Transportation scholar Daniel Chatman’s latest research builds on two decades of experience looking largely at the U.S. context. Chatman has studied how people get to their jobs and what that means for metropolitan economies. He has investigated traffic patterns, job sprawl, and mortgage subsidies for homes in high-density neighborhoods with good transit access. In 2013, he and a co-author argued that transit could be producing as much as $1.8 billion annually in economic benefits for cities.
Daniel Chatman will be speaking at MOBILIZE Santiago on urban development and dynamic cities, including national social housing policies and the integration (or lack thereof) of transit and access.
ITDP spoke to Chatman from office at the University of California-Berkeley, where he teaches in the Department of City and Regional Planning, to discuss his work and reflect on this year’s MOBILIZE theme, “just and inclusive cities become the new normal”.
ITDP: Your research has shown that transportation can allow for higher densification of cities and therefore higher productivity due to agglomeration economies. Are U.S. cities finally waking up to those benefits?
Planners throughout the United States are all being trained to believe things like smart growth and public transportation is a good idea however, cities don’t necessarily believe this is true. And the reason cities don’t is because people don’t, and the reason that people don’t is because people have their own concerns. They’re focused on their immediate impact of various kinds of funding and investment decisions, and those are neighborhood-level impacts in many cases. In some cases, people do believe and are willing to support massive sales tax increases, for example, in places like Los Angeles and Seattle.

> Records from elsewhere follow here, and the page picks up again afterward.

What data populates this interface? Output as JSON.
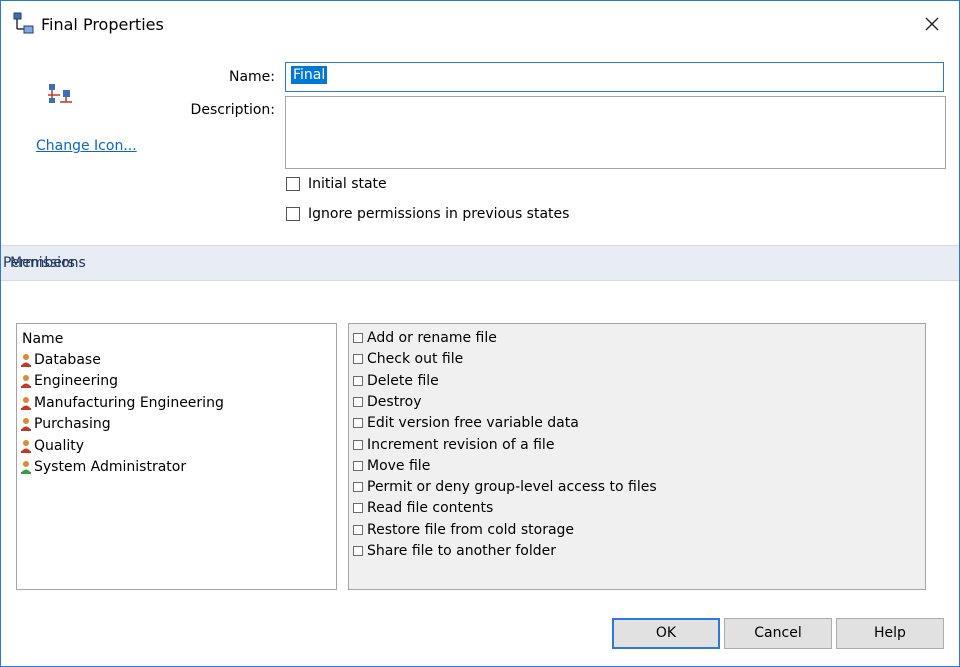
{
  "window": {
    "title": "Final Properties"
  },
  "icons": {
    "title": "workflow-state-icon",
    "state": "state-transition-icon",
    "close": "close-icon",
    "member": "group-icon",
    "admin": "user-icon"
  },
  "general": {
    "change_icon_link": "Change Icon...",
    "name_label": "Name:",
    "name_value": "Final",
    "description_label": "Description:",
    "description_value": "",
    "initial_state_label": "Initial state",
    "initial_state_checked": false,
    "ignore_permissions_label": "Ignore permissions in previous states",
    "ignore_permissions_checked": false
  },
  "tabs": [
    "Permissions",
    "Members"
  ],
  "members": {
    "header": "Name",
    "items": [
      {
        "label": "Database",
        "kind": "group"
      },
      {
        "label": "Engineering",
        "kind": "group"
      },
      {
        "label": "Manufacturing Engineering",
        "kind": "group"
      },
      {
        "label": "Purchasing",
        "kind": "group"
      },
      {
        "label": "Quality",
        "kind": "group"
      },
      {
        "label": "System Administrator",
        "kind": "user"
      }
    ]
  },
  "permissions": {
    "items": [
      "Add or rename file",
      "Check out file",
      "Delete file",
      "Destroy",
      "Edit version free variable data",
      "Increment revision of a file",
      "Move file",
      "Permit or deny group-level access to files",
      "Read file contents",
      "Restore file from cold storage",
      "Share file to another folder"
    ]
  },
  "buttons": {
    "ok": "OK",
    "cancel": "Cancel",
    "help": "Help"
  },
  "colors": {
    "accent": "#2b79d8",
    "link": "#0a66cc",
    "section_bar": "#e8ecf3",
    "selection": "#0078d7"
  }
}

And yet, as to whether that support ends up translating into actual major changes in densification of cities and in ridership at all, that’s a separate question. We have a lot of regulations that get in the way of those benefits being realized.
The fact is that, yes, in the United States, we have higher productivity in denser cities that have better transit systems. But if you look at those cities, you also have increasing income polarization. We have both of those things partly because housing is really expensive in those same places.
Planners tend to be on board because they believe in the power of cities. But sometimes our vision of beautiful cities with great amenities is a vision that’s more geared towards higher-income people, so you want to be careful about it.
How can we convince cities that parking reform is one of the best ways to improve equity in cities?
Off-street parking requirements increase the cost of housing, especially in dense environments. It’s not uncommon to see construction cost requirements for structured parking of $60,000 per space. That’s a lot of money.
Those requirements are an equity issue because of the housing cost, but they’re actually more pernicious than that, because they change the sort of housing that’s developed in the first place. Developers are more likely to build luxury housing in response to having to provide two parking spaces per unit.
There is some evidence that parking requirements in some places are a bigger constraint upon densification than anything else. That is to say, it isn’t the height requirement, existing zoning allocation, or the by-right density, it’s the parking that stops people from developing as densely as they would.
What sort of impact do you think that federal funding, or lack thereof in the current political climate, will have on transport planning in U.S. cities, and can they move forward anyway?
There are lots cities that were already moving ahead without federal funding, which is now a smaller fraction of all new transit starts anyway. Even though I’m critical of how transit projects have been funded by the federal government, it’s not as though putting all the money into roads is a good solution either.
The current political climate is going to have a negative impact on city sustainability. For example, the Trump administration was considering this trillion-dollar infrastructure plan the Department of Transportation put out a 50-slide list of potential projects. Most of it was maintenance and construction of roadway facilities. I don’t think that’s a positive thing, but I do think that it’s not going to have as big of an impact as it might have 20 years ago, because of the fact that cities have been looking for, at the state and at the local level, alternative funding sources and are increasingly relying on them.
Ultimately, the smaller cities will be the ones who feel the pain more, because it’s the bigger cities and the more affluent states that are going to get away with these sorts of tax increases that fund transportation. The outlying areas will suffer more.